Rechtsgeldig non-concurrentie- en relatiebeding?

Tussen partijen staat vast dat de schriftelijke en door werkneemster ondertekende arbeidsovereenkomst van 16 november 2010 een non-concurrentie- en relatiebeding bevat. Na afloop van deze arbeidsovereenkomst zijn de werkzaamheden bij werkgeefster door werkneemster onverminderd voortgezet. De arbeidsovereenkomst is aldus telkens stilzwijgend verlengd, waardoor er na verloop van tijd een arbeidsovereenkomst voor onbepaalde tijd is ontstaan. De kantonrechter is van oordeel dat de arbeidsovereenkomst van 16 november 2010 is voortgezet met inbegrip van het non-concurrentie- en het relatiebeding. Deze bedingen hebben hun gelding behouden en behoefden niet opnieuw te worden overeengekomen.

Gehele of gedeeltelijke vernietiging van het relatie-, non-concurrentie- en boetebeding?

Met betrekking tot het belang van de zijde van werkgeefster bij handhaving van de bedingen overweegt de kantonrechter dat zij op de zitting heeft erkend dat de prijsstelling en de marges van de door haar verkochte producten openbaar zijn. Dat werkneemster van die gegevens kennis heeft, kan dus niet meewegen. Werkgeefster heeft zich er ook op beroepen dat sprake is geweest van direct klantencontact. Dit kan wel meewegen, omdat voldoende aannemelijk is dat in deze branche persoonlijk contact van klanten met bepaalde medewerkers van een schoonheidssalon van belang is. Het is dan bepaald niet ondenkbaar dat klanten bij het vertrek van een bepaalde medewerker zelf op zoek gaan naar de nieuwe werkplek van een medewerker, en dat zij zich door die medewerker ook laten behandelen, zeker als de nieuwe vestiging – zoals hier mogelijk het geval is – slechts op 3 km afstand van de vorige werkplek gelegen is. Het verwijt van werkgeefster dat werkneemster zélf ex‑klanten continu actief heeft benaderd heeft zij echter onvoldoende feitelijk onderbouwd, zodat de kantonrechter ervan uitgaat dat dát verwijt niet terecht is. Werkgeefster heeft zich er ook op beroepen dat zij belang heeft bij handhaving van de bedingen om een signaal af te geven aan anderen dat zij overtreding daarvan niet tolereert. Naar het oordeel van de kantonrechter weegt ook dit belang mee in het voordeel van werkgeefster.
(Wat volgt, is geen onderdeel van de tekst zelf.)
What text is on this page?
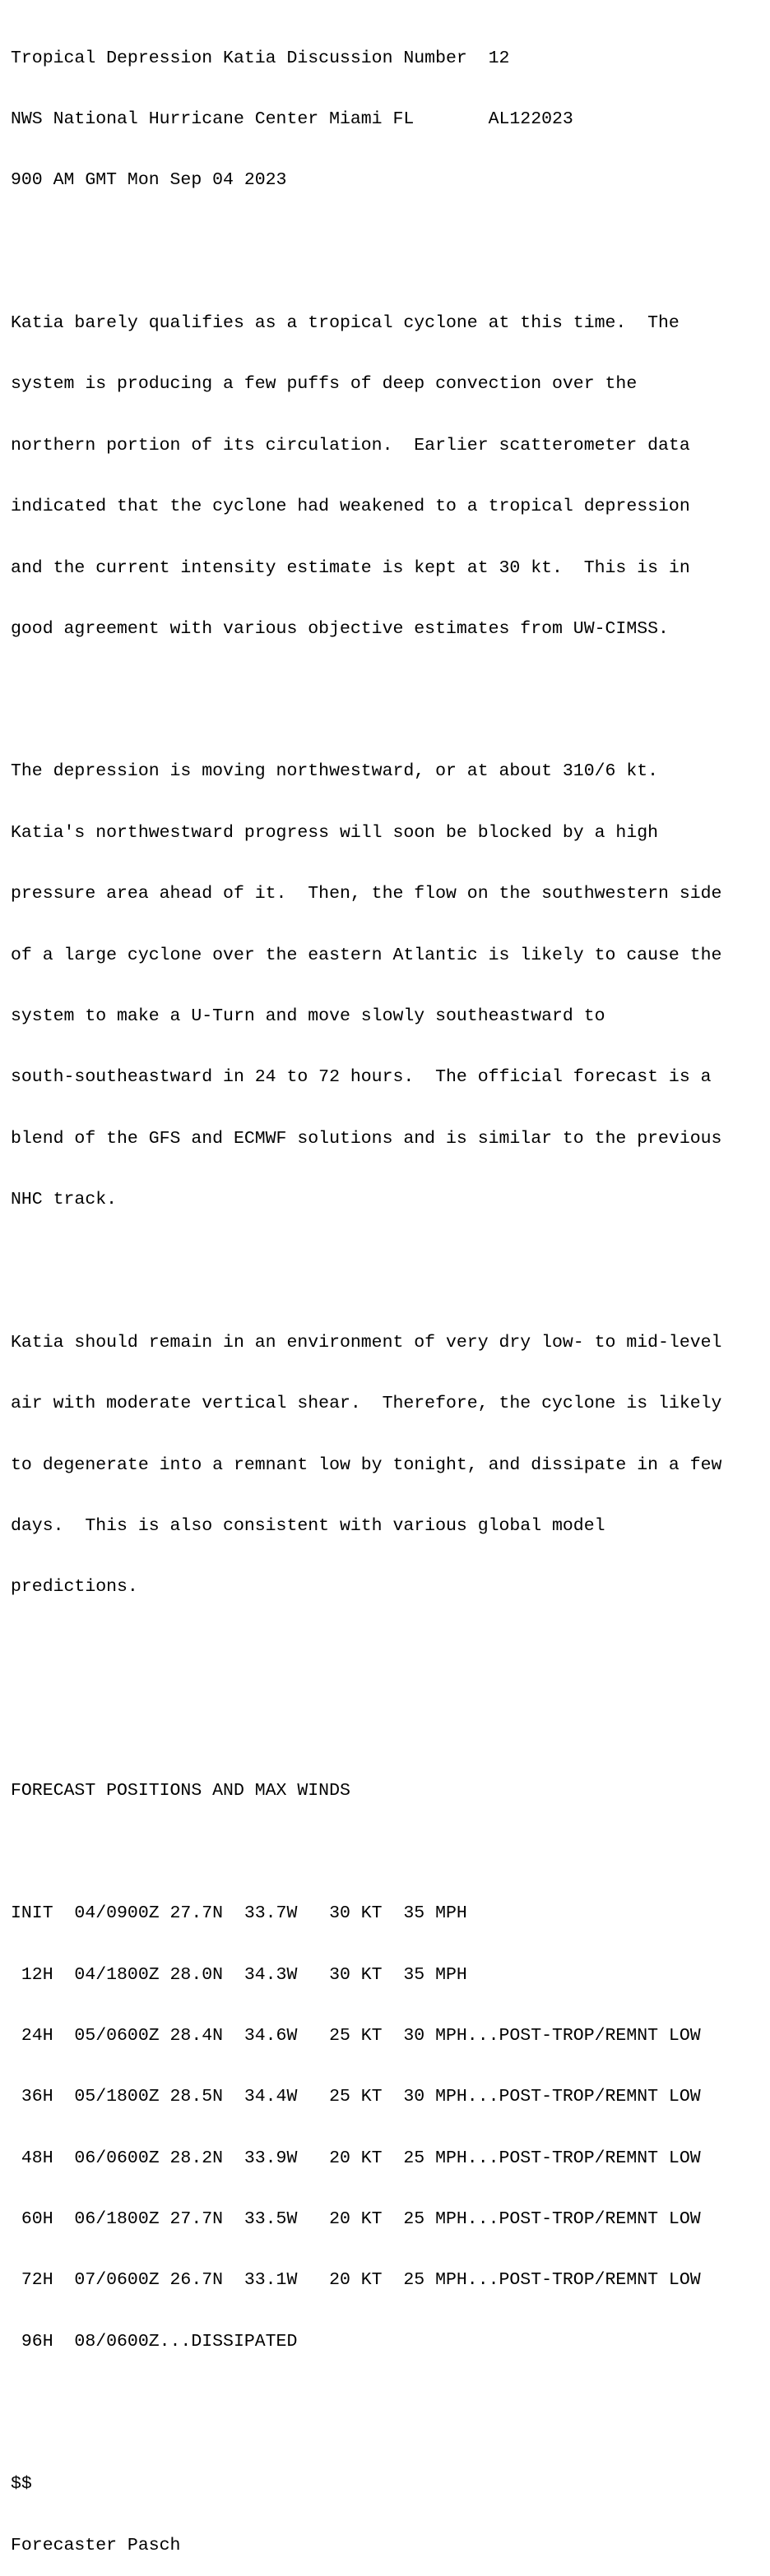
Tropical Depression Katia Discussion Number  12

NWS National Hurricane Center Miami FL       AL122023

900 AM GMT Mon Sep 04 2023

Katia barely qualifies as a tropical cyclone at this time.  The

system is producing a few puffs of deep convection over the

northern portion of its circulation.  Earlier scatterometer data

indicated that the cyclone had weakened to a tropical depression

and the current intensity estimate is kept at 30 kt.  This is in

good agreement with various objective estimates from UW-CIMSS.

The depression is moving northwestward, or at about 310/6 kt.

Katia's northwestward progress will soon be blocked by a high

pressure area ahead of it.  Then, the flow on the southwestern side

of a large cyclone over the eastern Atlantic is likely to cause the

system to make a U-Turn and move slowly southeastward to

south-southeastward in 24 to 72 hours.  The official forecast is a

blend of the GFS and ECMWF solutions and is similar to the previous

NHC track.

Katia should remain in an environment of very dry low- to mid-level

air with moderate vertical shear.  Therefore, the cyclone is likely

to degenerate into a remnant low by tonight, and dissipate in a few

days.  This is also consistent with various global model

predictions.

FORECAST POSITIONS AND MAX WINDS

INIT  04/0900Z 27.7N  33.7W   30 KT  35 MPH

12H  04/1800Z 28.0N  34.3W   30 KT  35 MPH

24H  05/0600Z 28.4N  34.6W   25 KT  30 MPH...POST-TROP/REMNT LOW

36H  05/1800Z 28.5N  34.4W   25 KT  30 MPH...POST-TROP/REMNT LOW

48H  06/0600Z 28.2N  33.9W   20 KT  25 MPH...POST-TROP/REMNT LOW

60H  06/1800Z 27.7N  33.5W   20 KT  25 MPH...POST-TROP/REMNT LOW

72H  07/0600Z 26.7N  33.1W   20 KT  25 MPH...POST-TROP/REMNT LOW

96H  08/0600Z...DISSIPATED

$$

Forecaster Pasch
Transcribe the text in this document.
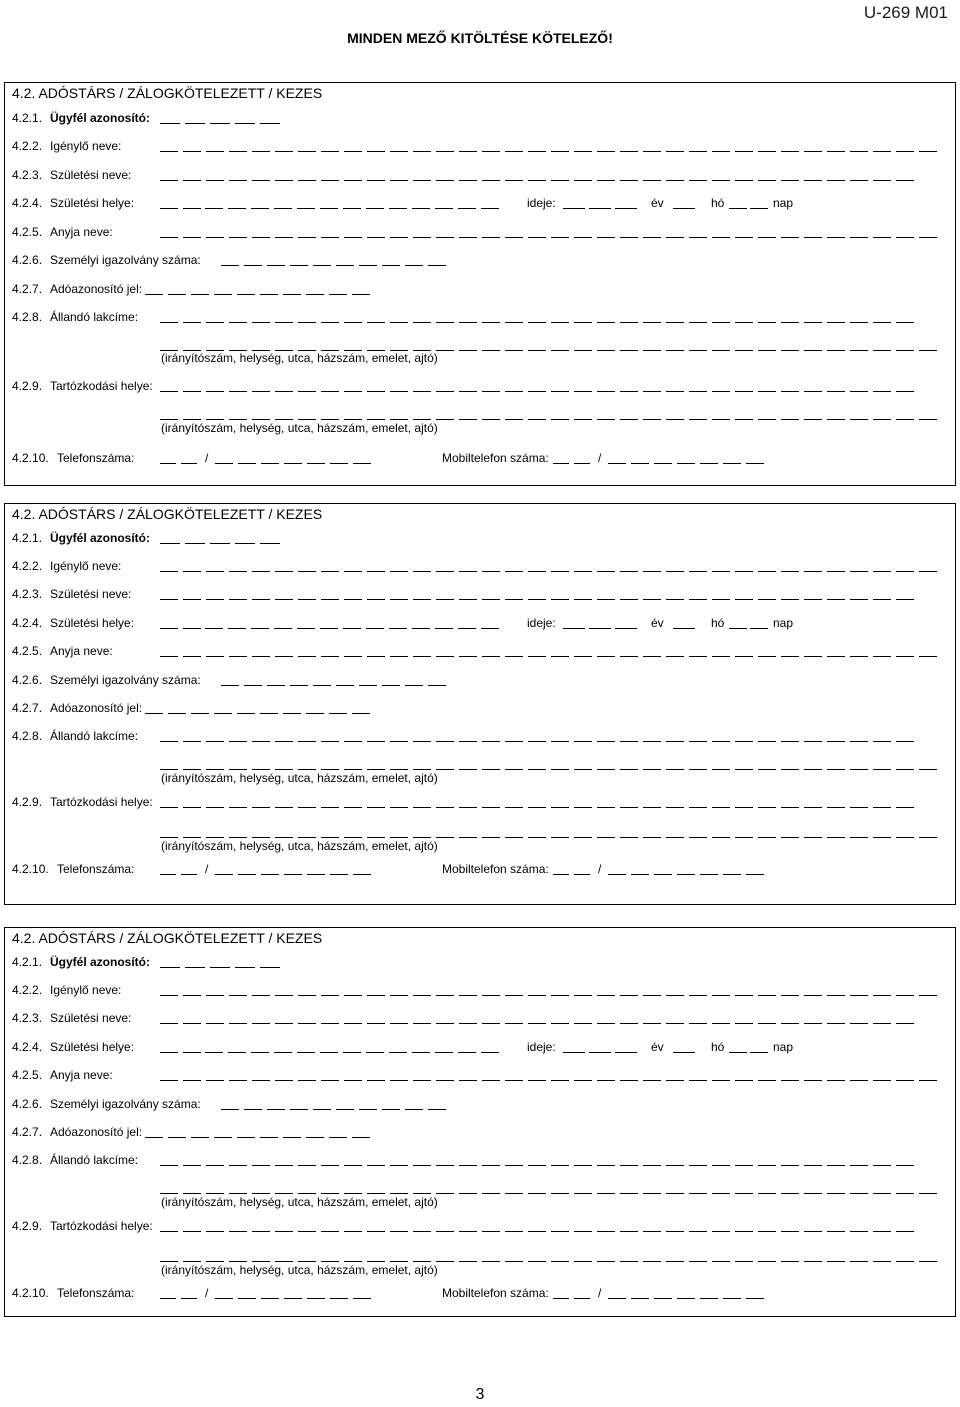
U-269 M01
MINDEN MEZŐ KITÖLTÉSE KÖTELEZŐ!
4.2. ADÓSTÁRS / ZÁLOGKÖTELEZETT / KEZES
4.2.1. Ügyfél azonosító:
4.2.2. Igénylő neve:
4.2.3. Születési neve:
4.2.4. Születési helye:	ideje:	év	hó	nap
4.2.5. Anyja neve:
4.2.6. Személyi igazolvány száma:
4.2.7. Adóazonosító jel:
4.2.8. Állandó lakcíme:
(irányítószám, helység, utca, házszám, emelet, ajtó)
4.2.9. Tartózkodási helye:
(irányítószám, helység, utca, házszám, emelet, ajtó)
4.2.10. Telefonszáma:	/	Mobiltelefon száma:	/
4.2. ADÓSTÁRS / ZÁLOGKÖTELEZETT / KEZES
4.2.1. Ügyfél azonosító:
4.2.2. Igénylő neve:
4.2.3. Születési neve:
4.2.4. Születési helye:	ideje:	év	hó	nap
4.2.5. Anyja neve:
4.2.6. Személyi igazolvány száma:
4.2.7. Adóazonosító jel:
4.2.8. Állandó lakcíme:
(irányítószám, helység, utca, házszám, emelet, ajtó)
4.2.9. Tartózkodási helye:
(irányítószám, helység, utca, házszám, emelet, ajtó)
4.2.10. Telefonszáma:	/	Mobiltelefon száma:	/
4.2. ADÓSTÁRS / ZÁLOGKÖTELEZETT / KEZES
4.2.1. Ügyfél azonosító:
4.2.2. Igénylő neve:
4.2.3. Születési neve:
4.2.4. Születési helye:	ideje:	év	hó	nap
4.2.5. Anyja neve:
4.2.6. Személyi igazolvány száma:
4.2.7. Adóazonosító jel:
4.2.8. Állandó lakcíme:
(irányítószám, helység, utca, házszám, emelet, ajtó)
4.2.9. Tartózkodási helye:
(irányítószám, helység, utca, házszám, emelet, ajtó)
4.2.10. Telefonszáma:	/	Mobiltelefon száma:	/
3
Een straal van 15 km komt in deze omstandigheden naar het oordeel van de kantonrechter niet onredelijk voor. Werkneemster heeft onvoldoende gemotiveerd uiteengezet om welke reden zij onbillijk in haar belang wordt geschaad. Ten slotte neemt de kantonrechter bij de afweging van de belangen van partijen in aanmerking dat voldoende aannemelijk is geworden dat werkneemster heimelijk en met een vooropgezet plan betrokken is (geweest) bij het opzetten van een concurrerende onderneming op een afstand van (slechts) 3 km. Gelet op het voorgaande acht de kantonrechter in dit geval ook de duur van de bedingen, twee jaar na de beëindiging van de arbeidsovereenkomst, niet onredelijk, mede omdat werkneemster tegen deze duur ook niets heeft ingebracht. De vordering tot vernietiging van de bedingen moet dus worden afgewezen.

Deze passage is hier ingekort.